Friday, March 21, 2025

Mah-K'taka boundary dispute: Flogging a dead horse!

Raju Korti
The Maharashtra-Karnataka boundary dispute, centered on (now) Belagavi and its surrounding regions, is a textbook case of a dead horse flogged intermittently to stir public sentiment, with language as the perennial pivot. Rooted in the State Reorganisation Act of 1956, which redrew India’s map along linguistic lines, the conflict over Belagavi, Karwar, and Nipani has festered for nearly seven decades. Despite attempts at resolution, most notably the Mahajan Commission of 1966, the issue remains a political lightning rod, reignited periodically by symbolic gestures, violent flare-ups, and contradictory posturing, even when the same party has held power at the Centre and in Karnataka.

The latest spark came last month when pro-Kannada groups called a 12-hour bandh across Karnataka on a Saturday, protesting an alleged assault on a bus conductor in Belagavi for not speaking Marathi. Tight security shadowed the demonstrations as shops shuttered and streets filled with agitators demanding linguistic loyalty. Belagavi, a border city with a significant Marathi-speaking population, has long been the epicenter of this tug-of-war. Maharashtra claims it, along with 865 villages, based on its Marathi-speaking majority, while Karnataka staunchly defends its historical and administrative hold, refusing to cede an inch.

The dispute traces back to the linguistic reorganization of states post-Independence. Belagavi, once part of Bombay state, was incorporated into the erstwhile Mysore (now Karnataka) in 1956, following the Fazal Ali Commission’s recommendations. Maharashtra, formed in 1960, contested this, arguing that Marathi-dominated areas like Belagavi belonged with them. Karnataka counters that Belagavi’s Kannada roots, evident in its dynastic history and land records, precede the Maratha empire’s 18th-century expansion, which shifted demographics but not the region’s core identity. The Mahajan Commission, set up in 1966 by the Congress-led Centre, largely sided with Karnataka on Belagavi but suggested village swaps, a compromise Maharashtra rejected outright, calling it biased.

What’s striking is how this sore has festered even under unified political stewardship. The Congress party, which dominated both the Centre and Karnataka for decades post-Independence, failed to resolve the impasse. In 2005, with Congress at the helm nationally under Manmohan Singh and in Karnataka, efforts to broker talks between the states’ Chief Ministers collapsed. Karnataka pushed for the Mahajan report’s implementation, while Maharashtra dug in, filing a Supreme Court petition in 2006 claiming Belagavi and citing insecurity among Marathi speakers. Party lines blurred, yet contradictions abounded. Leaders from the same Congress stable issued conflicting statements -- one day advocating dialogue, the next stoking regional pride -- leaving the issue in limbo.

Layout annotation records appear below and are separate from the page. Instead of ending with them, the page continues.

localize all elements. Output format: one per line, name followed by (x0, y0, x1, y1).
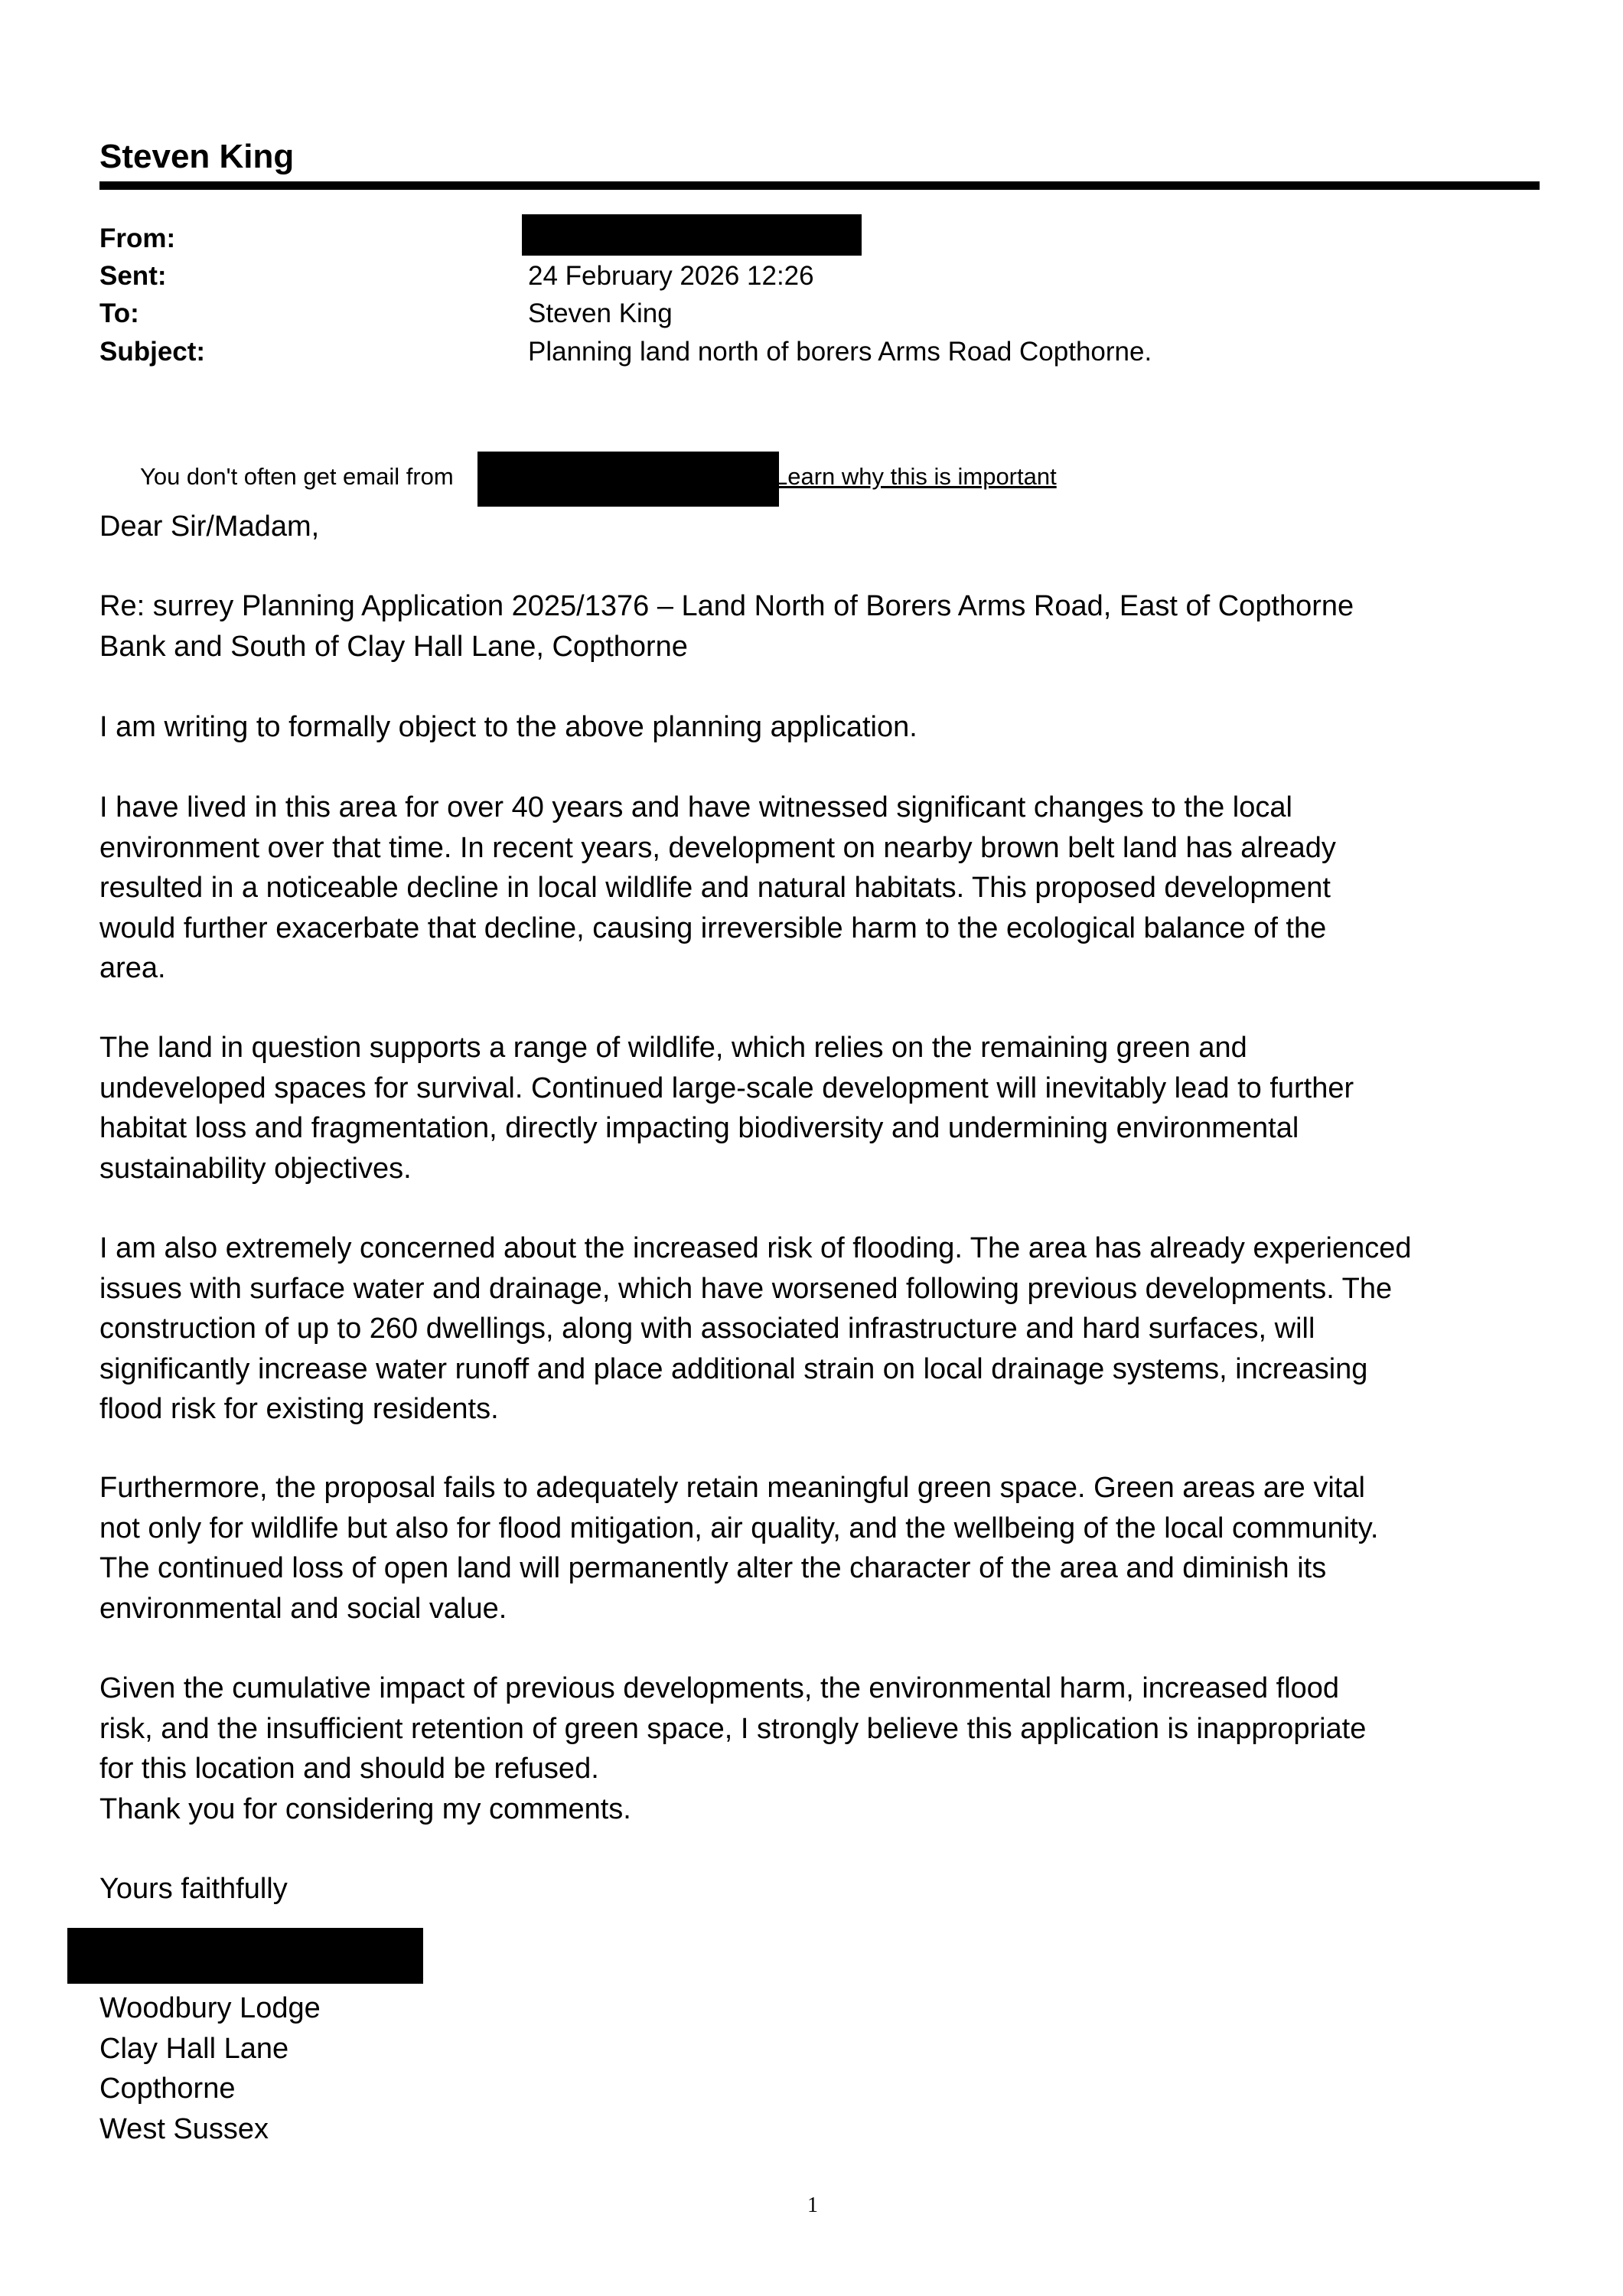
closing: Yours faithfully (99, 1873, 288, 1905)
paragraph-residence (99, 788, 1538, 989)
sent-value: 24 February 2026 12:26 (528, 261, 814, 291)
text-line: issues with surface water and drainage, which have worsened following previous developments. The (99, 1272, 1393, 1305)
redacted-from-address (522, 214, 862, 256)
learn-why-important-link[interactable]: Learn why this is important (774, 463, 1057, 490)
subject-label: Subject: (99, 337, 206, 367)
text-line: Bank and South of Clay Hall Lane, Copthorne (99, 630, 688, 663)
paragraph-objection: I am writing to formally object to the above planning application. (99, 711, 917, 743)
text-line: risk, and the insufficient retention of green space, I strongly believe this application is inappropriate (99, 1712, 1367, 1745)
text-line: resulted in a noticeable decline in local wildlife and natural habitats. This proposed development (99, 872, 1331, 904)
text-line: flood risk for existing residents. (99, 1393, 499, 1425)
text-line: for this location and should be refused. (99, 1753, 599, 1785)
text-line: Thank you for considering my comments. (99, 1792, 631, 1825)
text-line: not only for wildlife but also for flood mitigation, air quality, and the wellbeing of the local community. (99, 1512, 1379, 1544)
paragraph-conclusion (99, 1668, 1538, 1829)
to-label: To: (99, 298, 139, 328)
text-line: The land in question supports a range of wildlife, which relies on the remaining green and (99, 1032, 1247, 1064)
redacted-sender-address (477, 452, 779, 507)
external-sender-notice: You don't often get email from (140, 463, 454, 490)
text-line: area. (99, 952, 166, 984)
text-line: I am also extremely concerned about the increased risk of flooding. The area has already experienced (99, 1232, 1412, 1264)
address-line: West Sussex (99, 2112, 269, 2145)
salutation: Dear Sir/Madam, (99, 510, 320, 543)
text-line: undeveloped spaces for survival. Continued large-scale development will inevitably lead to further (99, 1071, 1354, 1104)
re-line (99, 586, 1538, 667)
subject-value: Planning land north of borers Arms Road Copthorne. (528, 337, 1152, 367)
address-line: Clay Hall Lane (99, 2032, 289, 2065)
text-line: Given the cumulative impact of previous developments, the environmental harm, increased flood (99, 1672, 1340, 1704)
text-line: would further exacerbate that decline, causing irreversible harm to the ecological balance of the (99, 912, 1327, 944)
text-line: Re: surrey Planning Application 2025/1376 – Land North of Borers Arms Road, East of Copthorne (99, 590, 1354, 622)
to-value: Steven King (528, 298, 673, 328)
text-line: environment over that time. In recent years, development on nearby brown belt land has already (99, 831, 1336, 864)
address-line: Copthorne (99, 2073, 236, 2105)
header-divider (99, 181, 1540, 190)
paragraph-green-space (99, 1468, 1538, 1629)
text-line: construction of up to 260 dwellings, along with associated infrastructure and hard surfaces, will (99, 1313, 1315, 1345)
page-number: 1 (807, 2193, 818, 2217)
sent-label: Sent: (99, 261, 167, 291)
text-line: significantly increase water runoff and place additional strain on local drainage systems, increasing (99, 1352, 1368, 1385)
text-line: habitat loss and fragmentation, directly impacting biodiversity and undermining environmental (99, 1112, 1299, 1144)
text-line: I have lived in this area for over 40 years and have witnessed significant changes to the local (99, 791, 1292, 823)
sender-header-name: Steven King (99, 138, 295, 175)
from-label: From: (99, 223, 176, 253)
address-line: Woodbury Lodge (99, 1992, 321, 2024)
text-line: The continued loss of open land will permanently alter the character of the area and diminish its (99, 1552, 1327, 1584)
text-line: environmental and social value. (99, 1592, 507, 1625)
address-block (99, 1988, 1538, 2149)
text-line: sustainability objectives. (99, 1152, 412, 1185)
paragraph-wildlife (99, 1028, 1538, 1189)
text-line: Furthermore, the proposal fails to adequately retain meaningful green space. Green areas are vital (99, 1472, 1365, 1504)
redacted-signature-name (67, 1928, 423, 1984)
paragraph-flooding (99, 1228, 1538, 1430)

This pattern of political opportunism transcends parties. In 2022, BJP-ruled Maharashtra’s Eknath Shinde rolled out welfare schemes for Marathi speakers in Karnataka, prompting BJP-led Karnataka’s Basavaraj Bommai to counter with grants for Kannada schools in Maharashtra. Bommai even upped the ante, claiming 40 villages in Maharashtra’s Sangli district. The dispute unites parties within each state -- Shiv Sena and MES in Maharashtra, pro-Kannada outfits in Karnataka -- while language remains the emotional cudgel. Karnataka has doubled down, renaming Belgaum as Belagavi and building the Suvarna Vidhan Soudha there, signalling permanence.

Yet, the deadlock persists. Maharashtra leans on Article 131, asserting the Supreme Court’s jurisdiction, while Karnataka cites Article 3, arguing only Parliament can redraw borders. The case languishes in court, and neither plebiscite nor referendum seems viable given the entrenched stances. Violence, like the recent bus conductor assault, punctuates the stalemate, amplifying linguistic chauvinism.

The Maharashtra-Karnataka border row is less about geography than identity, a wound kept raw by political grandstanding. That it endured even under Congress’s long reign at both levels exposes a failure of intent, not just governance. Language, wielded as both shield and sword, ensures this horse, though dead, will be flogged again when the next election looms.